Significance of this Nobel Prize-awarded discovery:

The Nobel Laureates discovery of Hepatitis C virus is a landmark achievement in the ongoing battle against viral diseases.

Thanks to their discovery, highly sensitive blood tests for the virus are now available and these have essentially eliminated post-transfusion hepatitis in many parts of the world, greatly improving global health.

Their discovery also allowed the rapid development of antiviral drugs directed at hepatitis C.

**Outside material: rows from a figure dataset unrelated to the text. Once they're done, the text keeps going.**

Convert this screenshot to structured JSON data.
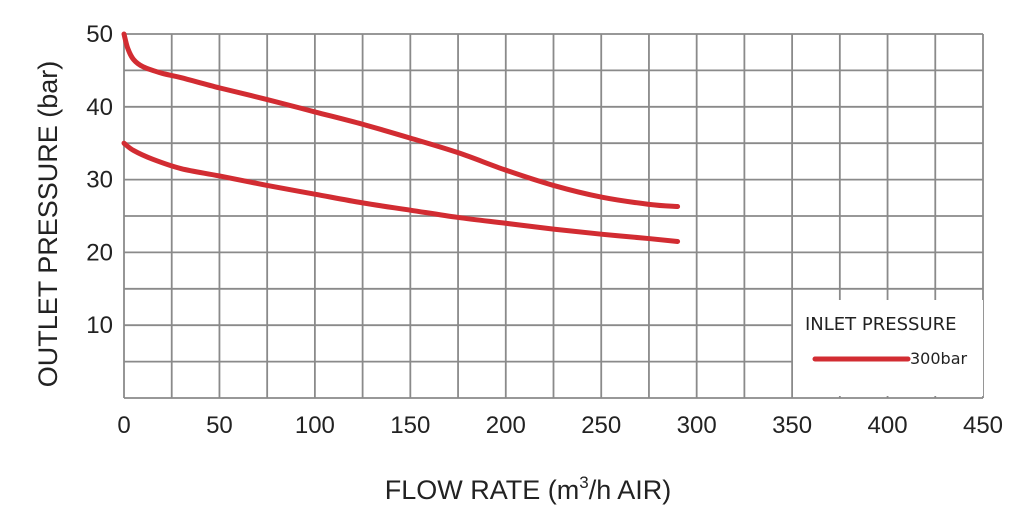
{
  "chart_data": {
    "type": "line",
    "xlabel": "FLOW RATE (m",
    "xlabel_sup": "3",
    "xlabel_tail": "/h AIR)",
    "ylabel": "OUTLET PRESSURE (bar)",
    "xlim": [
      0,
      450
    ],
    "ylim": [
      0,
      50
    ],
    "x_ticks": [
      "0",
      "50",
      "100",
      "150",
      "200",
      "250",
      "300",
      "350",
      "400",
      "450"
    ],
    "y_ticks": [
      "10",
      "20",
      "30",
      "40",
      "50"
    ],
    "grid": true,
    "grid_x_step": 25,
    "grid_y_step": 5,
    "legend": {
      "title": "INLET PRESSURE",
      "entry": "300bar",
      "position": "bottom-right"
    },
    "series": [
      {
        "x": [
          0,
          2,
          5,
          10,
          20,
          30,
          50,
          75,
          100,
          125,
          150,
          175,
          200,
          225,
          250,
          275,
          290
        ],
        "y": [
          50,
          48,
          46.5,
          45.5,
          44.6,
          44,
          42.6,
          41,
          39.3,
          37.6,
          35.7,
          33.7,
          31.3,
          29.2,
          27.6,
          26.6,
          26.3
        ]
      },
      {
        "x": [
          0,
          5,
          15,
          30,
          50,
          75,
          100,
          125,
          150,
          175,
          200,
          225,
          250,
          275,
          290
        ],
        "y": [
          35,
          34,
          32.8,
          31.5,
          30.5,
          29.2,
          28,
          26.8,
          25.8,
          24.8,
          24,
          23.2,
          22.5,
          21.9,
          21.5
        ]
      }
    ],
    "line_color": "#d22c32",
    "grid_color": "#8a8a8a"
  }
}
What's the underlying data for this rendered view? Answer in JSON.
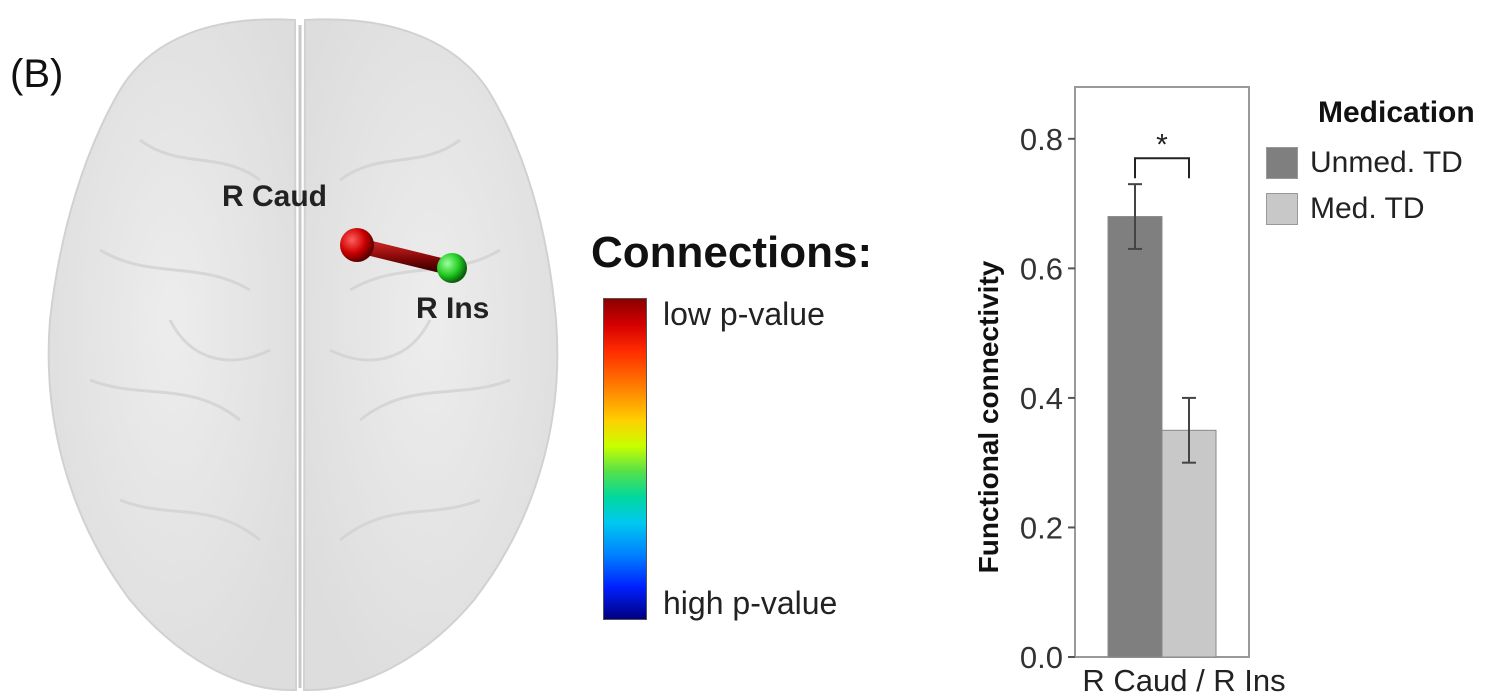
{
  "panel_label": "(B)",
  "brain": {
    "nodes": [
      {
        "label": "R Caud",
        "color": "#cc0000"
      },
      {
        "label": "R Ins",
        "color": "#22cc22"
      }
    ],
    "edge_color": "#8b0a0a"
  },
  "colorbar": {
    "title": "Connections:",
    "top_label": "low p-value",
    "bottom_label": "high p-value"
  },
  "chart_data": {
    "type": "bar",
    "categories": [
      "R Caud / R Ins"
    ],
    "series": [
      {
        "name": "Unmed. TD",
        "values": [
          0.68
        ],
        "errors": [
          0.05
        ],
        "color": "#7f7f7f"
      },
      {
        "name": "Med. TD",
        "values": [
          0.35
        ],
        "errors": [
          0.05
        ],
        "color": "#c8c8c8"
      }
    ],
    "ylabel": "Functional connectivity",
    "xlabel": "",
    "ylim": [
      0.0,
      0.88
    ],
    "yticks": [
      "0.0",
      "0.2",
      "0.4",
      "0.6",
      "0.8"
    ],
    "ytick_values": [
      0.0,
      0.2,
      0.4,
      0.6,
      0.8
    ],
    "significance": "*",
    "legend_title": "Medication",
    "legend_position": "right"
  }
}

For the first time in history, the disease can now be cured, raising hopes of eradicating Hepatitis C virus from the world population.

To achieve this goal, international efforts facilitating blood testing and making antiviral drugs available across the globe will be required.


The Nobel Committee called it “among the most impactful scientific accomplishments of the 20th century”.

In true lineage of other Nobel Prizes for Medicine, their identification represents “milestone achievements that have revolutionised medicine and substantially improved human health”.

The triumph of humanity, over the pathogens that debilitate and kill men and women is certainly a singular achievement that is worth celebrating and showcasing this achievement will send a deeply inspiring message at a time when another virus is holding the world to ransom.